Daily Sitka Sentinel

Holst Relates In-Person, Virtual School Plan

By GARLAND KENNEDY
Sentinel Staff Writer

The planning process for reopening local schools in late summer began Thursday night at the first meeting of the Smart Start Task Force at Harrigan Centennial Hall auditorium.

The task force is comprised of roughly 40 individuals chosen by principals and other school administration officials to consider ways to resume classes while mitigating the spread of COVID-19. 

Interim school district superintendent John Holst laid out a number of scenarios, including dividing classes into sections that would alternately physically attend school and attend remotely through computer connections.

Alaska schools closed their doors and shifted to distance learning in March in response to the pandemic.

News media and the general public were excluded from the physical Centennial Hall gathering Thursday night, but Holst’s opening presentation could be viewed remotely through a video-conference link.

Holst instructed the group to “create a plan to make schools safe, and communicate those steps to parents, students, and staff so they feel safe. This is going to be a major issue.”

After Holst’s presentation the task force broke up into separate work groups.

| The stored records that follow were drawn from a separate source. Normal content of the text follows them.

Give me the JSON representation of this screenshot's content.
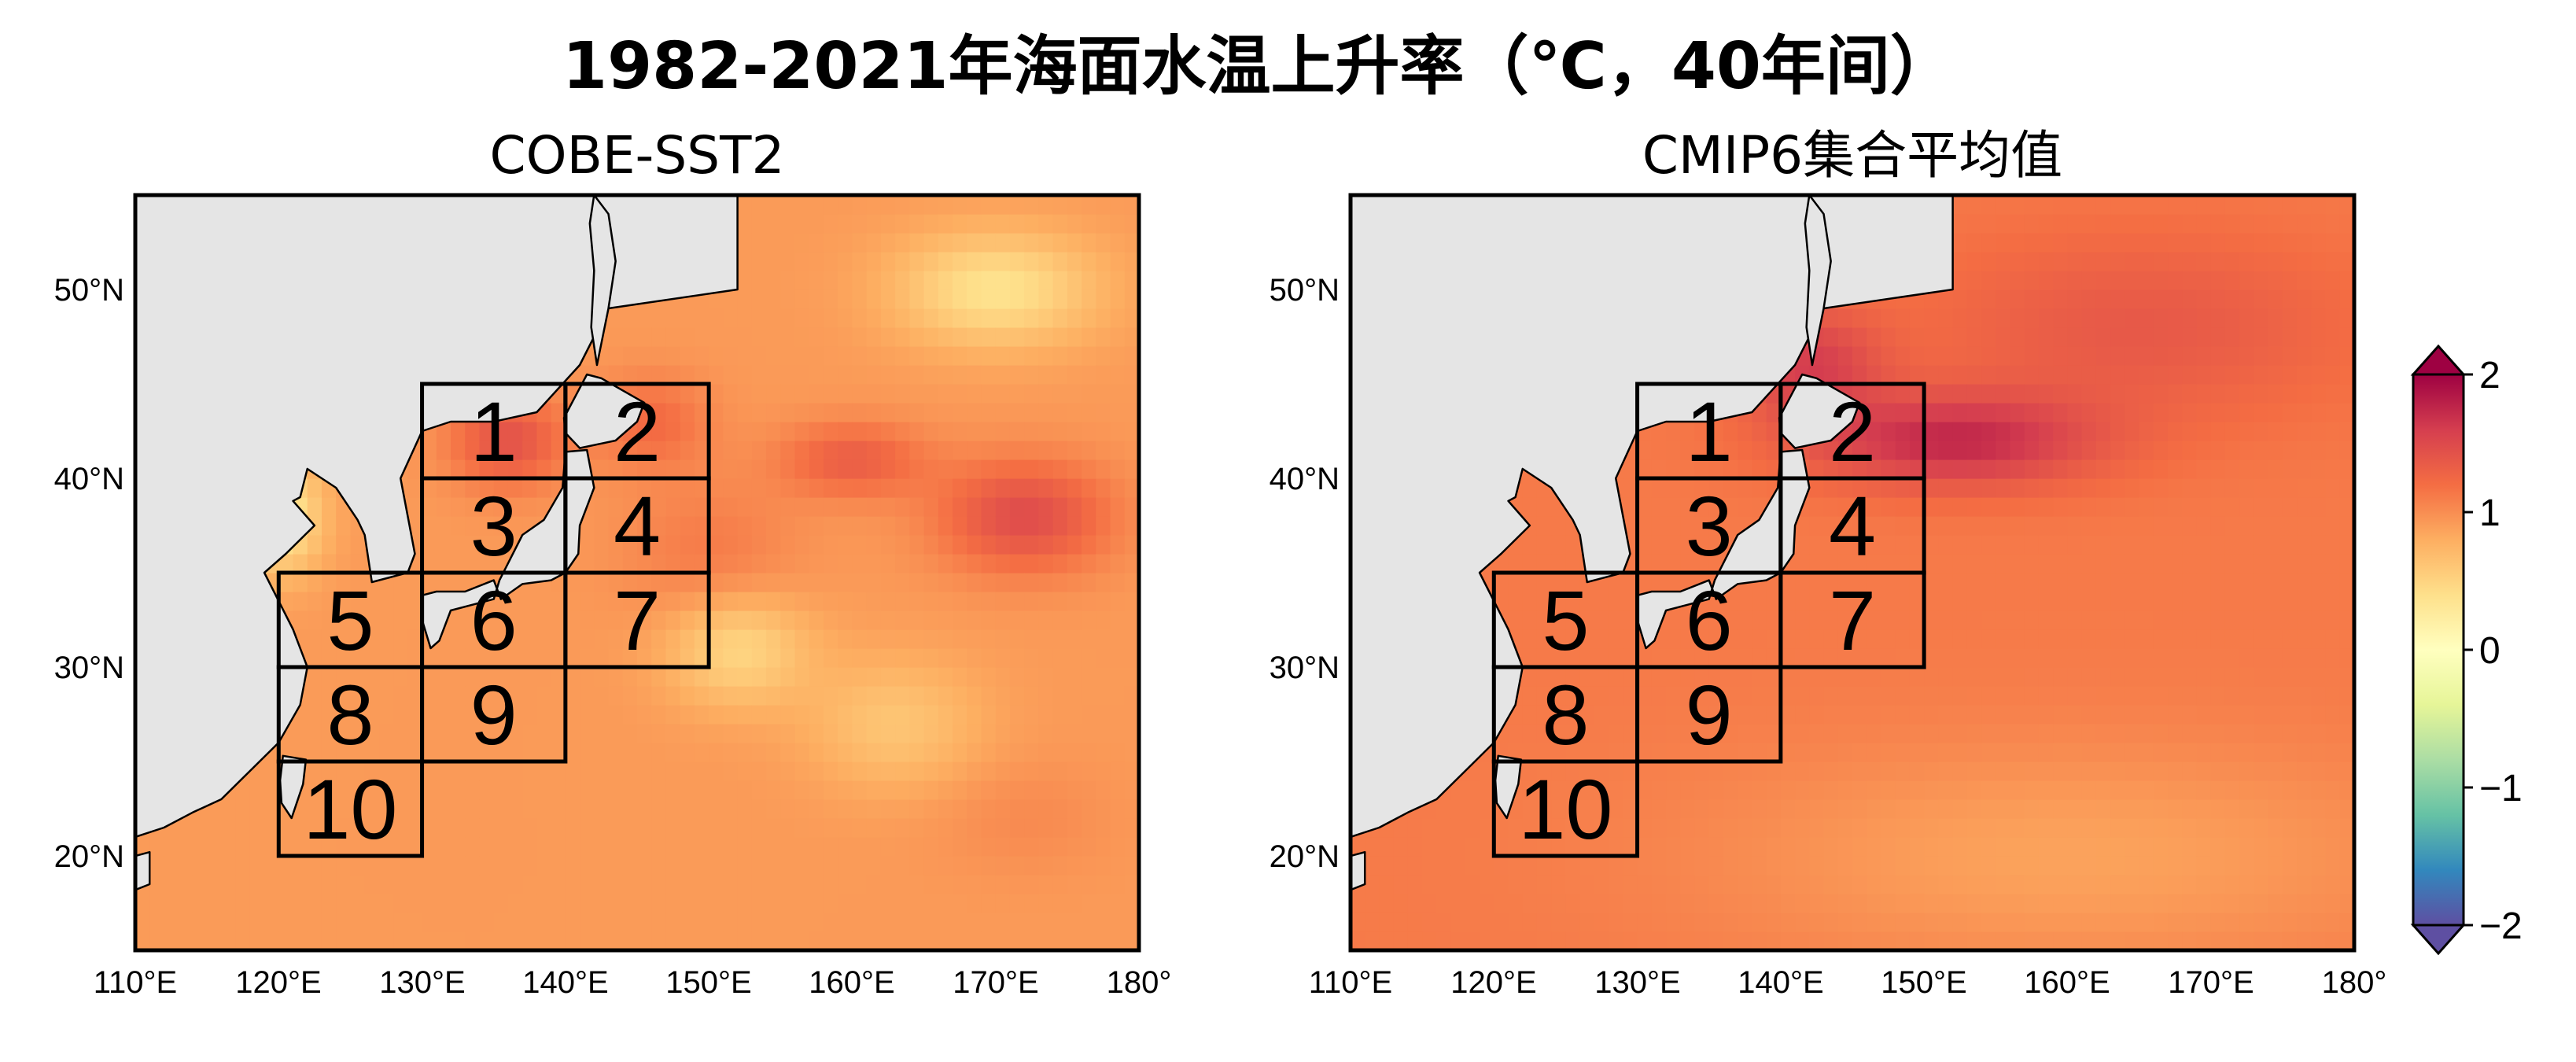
{
  "title": "1982-2021年海面水温上升率（℃，40年间）",
  "panels": [
    {
      "title": "COBE-SST2",
      "field": "obs"
    },
    {
      "title": "CMIP6集合平均值",
      "field": "model"
    }
  ],
  "map_extent": {
    "lon": [
      110,
      180
    ],
    "lat": [
      15,
      55
    ]
  },
  "x_ticks": [
    "110°E",
    "120°E",
    "130°E",
    "140°E",
    "150°E",
    "160°E",
    "170°E",
    "180°"
  ],
  "y_ticks": [
    "20°N",
    "30°N",
    "40°N",
    "50°N"
  ],
  "colorbar": {
    "min": -2,
    "max": 2,
    "colormap": "Spectral_r",
    "extend": "both",
    "ticks": [
      "2",
      "1",
      "0",
      "−1",
      "−2"
    ]
  },
  "land_color": "#e5e5e5",
  "boxes": [
    {
      "label": "1",
      "lon": [
        130,
        140
      ],
      "lat": [
        40,
        45
      ]
    },
    {
      "label": "2",
      "lon": [
        140,
        150
      ],
      "lat": [
        40,
        45
      ]
    },
    {
      "label": "3",
      "lon": [
        130,
        140
      ],
      "lat": [
        35,
        40
      ]
    },
    {
      "label": "4",
      "lon": [
        140,
        150
      ],
      "lat": [
        35,
        40
      ]
    },
    {
      "label": "5",
      "lon": [
        120,
        130
      ],
      "lat": [
        30,
        35
      ]
    },
    {
      "label": "6",
      "lon": [
        130,
        140
      ],
      "lat": [
        30,
        35
      ]
    },
    {
      "label": "7",
      "lon": [
        140,
        150
      ],
      "lat": [
        30,
        35
      ]
    },
    {
      "label": "8",
      "lon": [
        120,
        130
      ],
      "lat": [
        25,
        30
      ]
    },
    {
      "label": "9",
      "lon": [
        130,
        140
      ],
      "lat": [
        25,
        30
      ]
    },
    {
      "label": "10",
      "lon": [
        120,
        130
      ],
      "lat": [
        20,
        25
      ]
    }
  ]
}
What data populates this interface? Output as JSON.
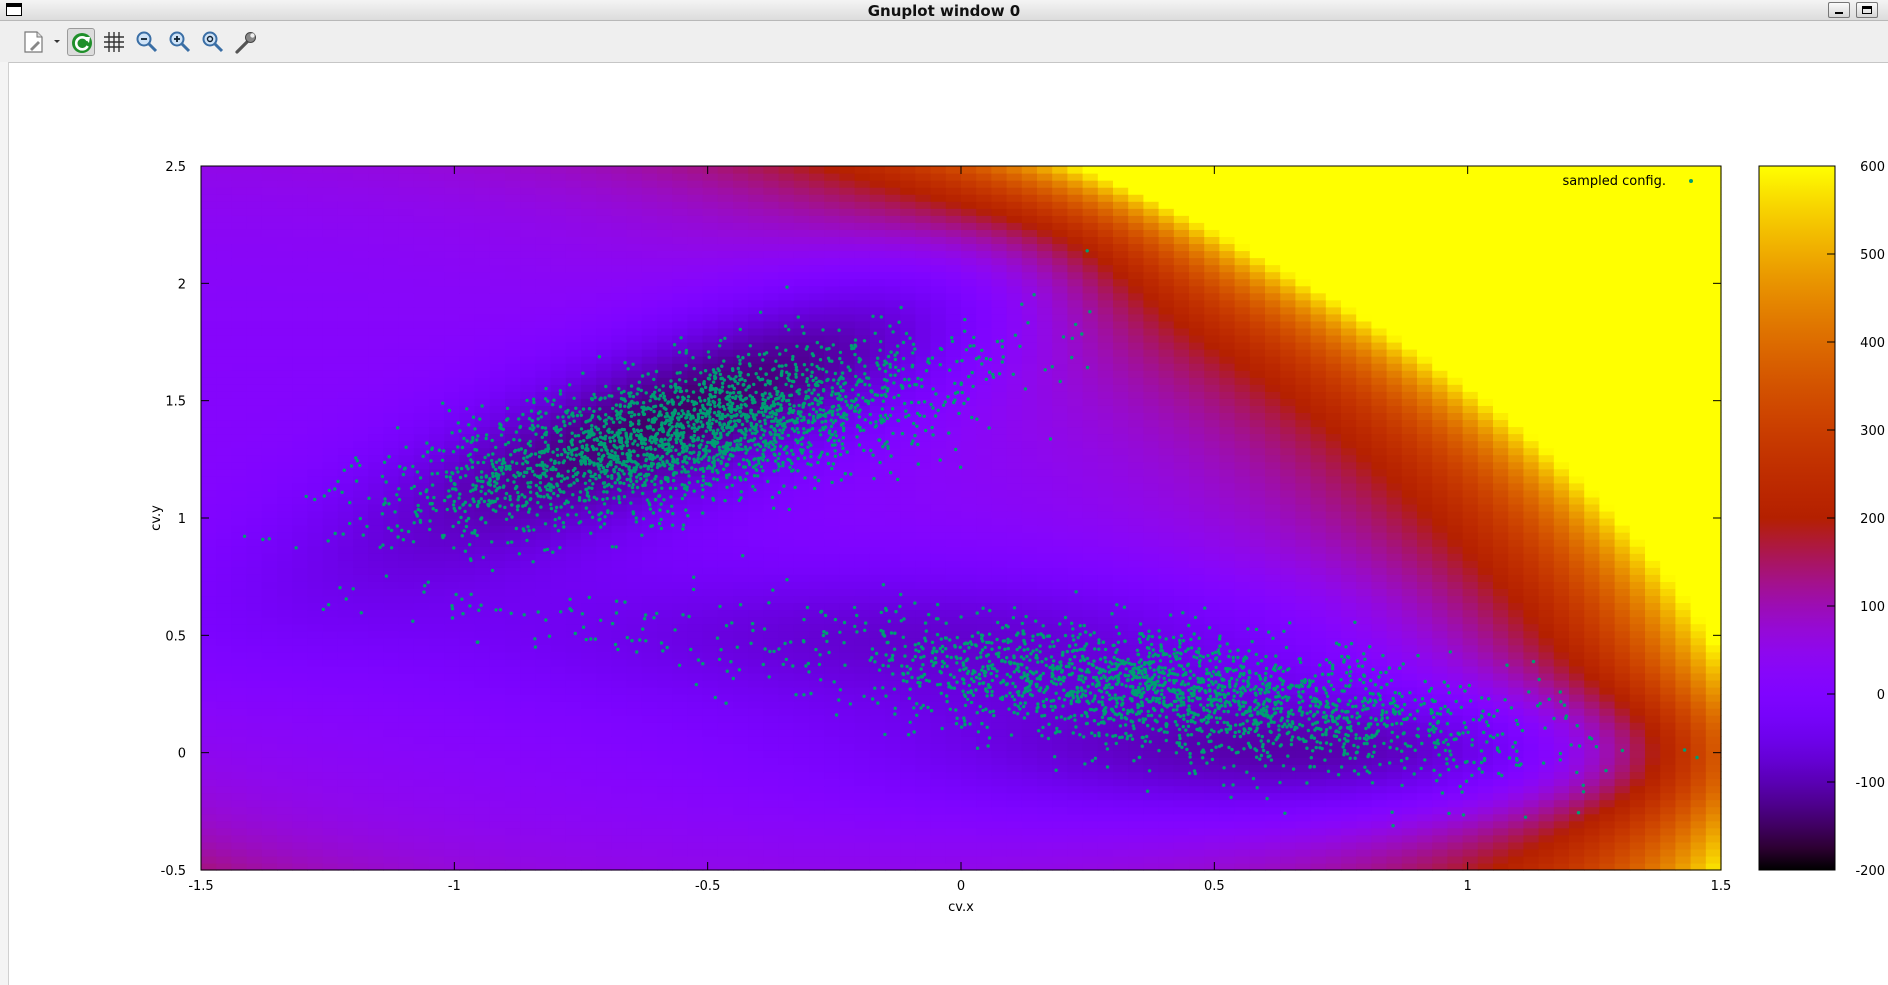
{
  "window": {
    "title": "Gnuplot window 0"
  },
  "toolbar": {
    "items": [
      {
        "name": "export-icon"
      },
      {
        "name": "replot-icon"
      },
      {
        "name": "grid-icon"
      },
      {
        "name": "zoom-out-icon"
      },
      {
        "name": "zoom-in-icon"
      },
      {
        "name": "zoom-autoscale-icon"
      },
      {
        "name": "settings-wrench-icon"
      }
    ]
  },
  "colors": {
    "point": "#009e73",
    "palette_note": "gnuplot default heat palette (black-red-orange-yellow-white)"
  },
  "chart_data": {
    "type": "heatmap",
    "overlay_type": "scatter",
    "xlabel": "cv.x",
    "ylabel": "cv.y",
    "xlim": [
      -1.5,
      1.5
    ],
    "ylim": [
      -0.5,
      2.5
    ],
    "xticks": [
      "-1.5",
      "-1",
      "-0.5",
      "0",
      "0.5",
      "1",
      "1.5"
    ],
    "yticks": [
      "-0.5",
      "0",
      "0.5",
      "1",
      "1.5",
      "2",
      "2.5"
    ],
    "colorbar": {
      "range": [
        -200,
        600
      ],
      "ticks": [
        "-200",
        "-100",
        "0",
        "100",
        "200",
        "300",
        "400",
        "500",
        "600"
      ]
    },
    "legend": {
      "label": "sampled config.",
      "position": "top-right"
    },
    "grid": false,
    "heatmap_resolution": [
      100,
      100
    ],
    "field": "Mueller-Brown-like potential energy surface with minima near (-0.55, 1.45), (0.62, 0.03) and (-0.05, 0.47)",
    "scatter_clusters": [
      {
        "center": [
          -0.55,
          1.35
        ],
        "spread": [
          0.3,
          0.13
        ],
        "rotation_deg": 30,
        "count": 2600
      },
      {
        "center": [
          0.42,
          0.25
        ],
        "spread": [
          0.35,
          0.12
        ],
        "rotation_deg": -17,
        "count": 2200
      },
      {
        "center": [
          -0.75,
          0.55
        ],
        "spread": [
          0.2,
          0.08
        ],
        "rotation_deg": -25,
        "count": 60
      }
    ]
  }
}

August 27 is presently the date picked for school to start.

As for students physically returning to school, Holst said that keeping a proper distance between individuals will be difficult.

“Promote social distancing. This is the one. This is going to be our Achilles Heel,” he said.

In another allusion to Greek mythology, Holst’s slideshow included a depiction of Sisyphus, who was forced for eternity to roll a boulder up a hill, only to have it roll back down each time. Modern references to Sisyphus allude to tasks being difficult.

“This isn’t going to be an easy push. We are going to be working uphill. There is no question this is going to be difficult,” Holst said of the classical reference.

Holst said that any likely plan will involve “blended learning,” which involves splitting the student body into cohorts in order to reduce the number of students in schools at any one time.

“Some students at home, some students at school. Perhaps dividing students into an A group and a B group,” Holst said. He specified that the ‘A’ and ‘B’ group designations will have nothing to do with academic performance.

He added that the need for proper physical distancing is a key reason that schools are looking at “blended learning strategies.”

“That’s why in all likelihood we’re going to operate a lot of A-B days,” he said.

Holst said that would involve both synchronous and asynchronous learning.

“Synchronous means that the learning is being done simultaneously, right now,” he said. “So we have a teacher in a room with 15 or 12 fifth graders. And that teacher has her laptop sitting there with her camera, and the kids at home are doing exactly what the kids at school are doing. That’s synchronous. It’s difficult to do… (but) that’s the best there is.

“Asynchronous means you’re communicating with the kids, telling them what the assignments are, telling them to get it done, getting online with them. But it isn’t going on simultaneously.”

Holst said that in discussions with SEARHC Chief Medical Officer Elliot Bruhl, he sees the prospect for increased testing in the community.

“Dr. Bruhl has told me ... that they are working on a grant for testing. And if they get it, they will be able to start testing every Saturday and Sunday, anyone who comes,” Holst said.

Holst added that school staff members, in any scenario for opening the schools, will clean schools daily, from classrooms to playgrounds.

He said Sitka won’t follow the proposed Anchorage plan of bringing all students back to their buildings in person.

“I almost fell off my chair when I saw it,” he said. “I cannot believe that they are planning on bringing all students into their schools on low and medium risk,” he said.

Any local plan, he said, will show a low, medium, and high assessment of COVID-19 risk. In the state’s assessment of coronavirus risk, Sitka is currently considered medium risk, color coded as yellow.

The final plan for school operation is to be complete by the end of July, just under one month before the scheduled date for schools to start up again, the school district has announced.